Отец считал мои выходки неизбежной болезнью роста и старался не придавать им значения. Но за его дружелюбно-заискивающим тоном прятались растерянность и страх. Может быть, он надеялся, что с возрастом я стану к нему ближе, но стоило ему попытаться заговорить со мной по душам, я еще больше уходил в себя.
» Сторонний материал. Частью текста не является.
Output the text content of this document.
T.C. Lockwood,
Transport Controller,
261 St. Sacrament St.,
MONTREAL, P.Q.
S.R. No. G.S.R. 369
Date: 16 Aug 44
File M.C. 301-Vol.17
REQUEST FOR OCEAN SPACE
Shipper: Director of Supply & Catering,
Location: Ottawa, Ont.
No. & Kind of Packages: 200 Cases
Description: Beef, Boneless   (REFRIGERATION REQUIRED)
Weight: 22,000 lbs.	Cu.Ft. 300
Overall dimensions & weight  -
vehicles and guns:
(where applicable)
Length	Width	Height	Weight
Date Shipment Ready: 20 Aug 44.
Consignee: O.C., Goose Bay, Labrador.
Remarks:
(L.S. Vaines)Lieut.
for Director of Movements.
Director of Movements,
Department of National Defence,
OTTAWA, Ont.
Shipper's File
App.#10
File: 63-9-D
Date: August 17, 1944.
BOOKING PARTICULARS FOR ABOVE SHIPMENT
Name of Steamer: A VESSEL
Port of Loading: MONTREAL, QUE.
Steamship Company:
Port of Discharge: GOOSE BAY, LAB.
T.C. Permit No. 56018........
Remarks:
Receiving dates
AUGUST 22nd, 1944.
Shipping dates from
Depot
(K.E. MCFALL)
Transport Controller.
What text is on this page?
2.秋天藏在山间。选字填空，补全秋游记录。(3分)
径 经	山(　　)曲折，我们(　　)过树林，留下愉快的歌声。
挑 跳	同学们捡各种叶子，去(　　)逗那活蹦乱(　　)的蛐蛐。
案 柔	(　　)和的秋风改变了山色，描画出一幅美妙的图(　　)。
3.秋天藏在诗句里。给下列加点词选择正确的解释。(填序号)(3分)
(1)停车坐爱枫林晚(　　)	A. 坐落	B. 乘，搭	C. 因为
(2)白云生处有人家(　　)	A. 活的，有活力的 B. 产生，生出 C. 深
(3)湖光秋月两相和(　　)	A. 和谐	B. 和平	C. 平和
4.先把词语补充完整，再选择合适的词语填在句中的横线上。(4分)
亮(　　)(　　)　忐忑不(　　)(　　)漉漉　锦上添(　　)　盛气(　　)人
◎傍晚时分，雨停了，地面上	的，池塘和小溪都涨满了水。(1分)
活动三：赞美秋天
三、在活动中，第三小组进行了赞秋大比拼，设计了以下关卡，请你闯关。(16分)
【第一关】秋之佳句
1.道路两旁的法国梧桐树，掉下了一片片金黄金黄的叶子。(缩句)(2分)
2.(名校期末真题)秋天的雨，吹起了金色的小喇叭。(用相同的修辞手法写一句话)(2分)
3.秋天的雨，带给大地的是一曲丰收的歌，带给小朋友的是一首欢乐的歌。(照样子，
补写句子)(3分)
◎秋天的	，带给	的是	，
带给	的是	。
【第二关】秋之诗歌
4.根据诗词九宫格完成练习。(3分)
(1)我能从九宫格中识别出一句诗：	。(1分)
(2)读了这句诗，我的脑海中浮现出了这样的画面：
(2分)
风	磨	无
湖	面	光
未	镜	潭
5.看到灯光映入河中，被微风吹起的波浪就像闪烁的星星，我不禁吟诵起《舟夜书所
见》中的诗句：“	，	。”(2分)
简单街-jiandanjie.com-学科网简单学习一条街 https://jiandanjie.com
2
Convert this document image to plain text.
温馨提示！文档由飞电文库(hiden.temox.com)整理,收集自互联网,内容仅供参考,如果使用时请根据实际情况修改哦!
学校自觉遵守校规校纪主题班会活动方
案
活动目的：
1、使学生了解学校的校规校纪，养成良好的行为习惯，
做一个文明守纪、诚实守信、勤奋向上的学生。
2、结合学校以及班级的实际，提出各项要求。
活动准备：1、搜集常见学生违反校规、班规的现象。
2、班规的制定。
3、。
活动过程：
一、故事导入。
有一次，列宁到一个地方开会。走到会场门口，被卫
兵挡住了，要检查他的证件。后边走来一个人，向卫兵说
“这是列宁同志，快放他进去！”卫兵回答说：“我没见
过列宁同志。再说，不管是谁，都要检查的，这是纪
Я не хотел, чтобы он понимал меня, не хотел ничьего понимания.

Потом я вступил в ту фазу, через которую неизбежно проходят молодые люди: я стал осуждать отца, притом судил его сурово, даже жестоко, от этого сильно страдал сам, хотя, конечно, не мог понять, что по-настоящему любил отца и что любовь умирала вместе с моей возмужалостью.

Бедный отец был обескуражен и напуган. Он даже подумать боялся о том, что наши отношения испорчены навсегда и, разумеется, не представлял, как поправить дело, но просто посмотреть правде в глаза – значило для него расписаться в том, что проглядел самое важное в жизни, чего-то недоделал и окончательно запутался. И поскольку ни он, ни я понятия не имели, какую ошибку допустили, а вдобавок, по негласному сговору, оба были вынуждены хитрить с Элен, нам не оставалось ничего другого, как относиться друг к другу с подчеркнутой теплотой. Мы мало походили на отца и сына. Отец даже хвастался, что мы с ним вроде "дружков-собутыльников". Может, иногда он и сам в это верил, но я – нет, больше того, мне вовсе не хотелось быть его "дружком". Я хотел быть его сыном. Когда он вдруг начинал по-мужски откровенничать со мной, я пугался и выходил из себя. С сыновьями отцам вообще не стоит выворачивать себя наизнанку. Я не хотел знать, а тем более слышать от него самого, что он такой же слабый и уязвимый, как я, это не укрепляло моих сыновних и дружеских чувств, отнюдь, мне, наоборот, начинало казаться, что я подглядываю за ним в щелку, и тогда мне делалось совсем не по себе. Отец думал, что мы похожи. Только мне вовсе не хотелось так думать, не хотелось думать, что я живу, как он, и что мой мозг когда-нибудь станет таким же чахлым, вялым и неподатливым. Отец хотел быть со мной накоротке, хотел, чтобы я держался с ним как с ровесником, а мне хотелось по-сыновнему соблюдать почтительную дистанцию. Только тогда я смог бы его полюбить. Как-то ночью, сильно под хмельком, я возвращался с приятелями с загородной попойки и разбил вдребезги машину. Произошло это целиком по моей вине. Пьян я был здорово и, тем не менее, полез за руль. Никто этого и не заметил, потому что я из тех людей, кто, упившись чуть ли не до белой горячки, выглядит трезвым, как стеклышко. Мы выскочили на прямое ровное шоссе, и вдруг на меня будто столбняк нашел. Машина потеряла управление, и из чернильной тьмы неожиданно вынырнул молочно-белый телеграфный столб. Послышались крики, что-то лязгнуло, загудело, ухнуло, все вокруг стало багровым, ярким, как солнце, и я погрузился в таинственную темноту.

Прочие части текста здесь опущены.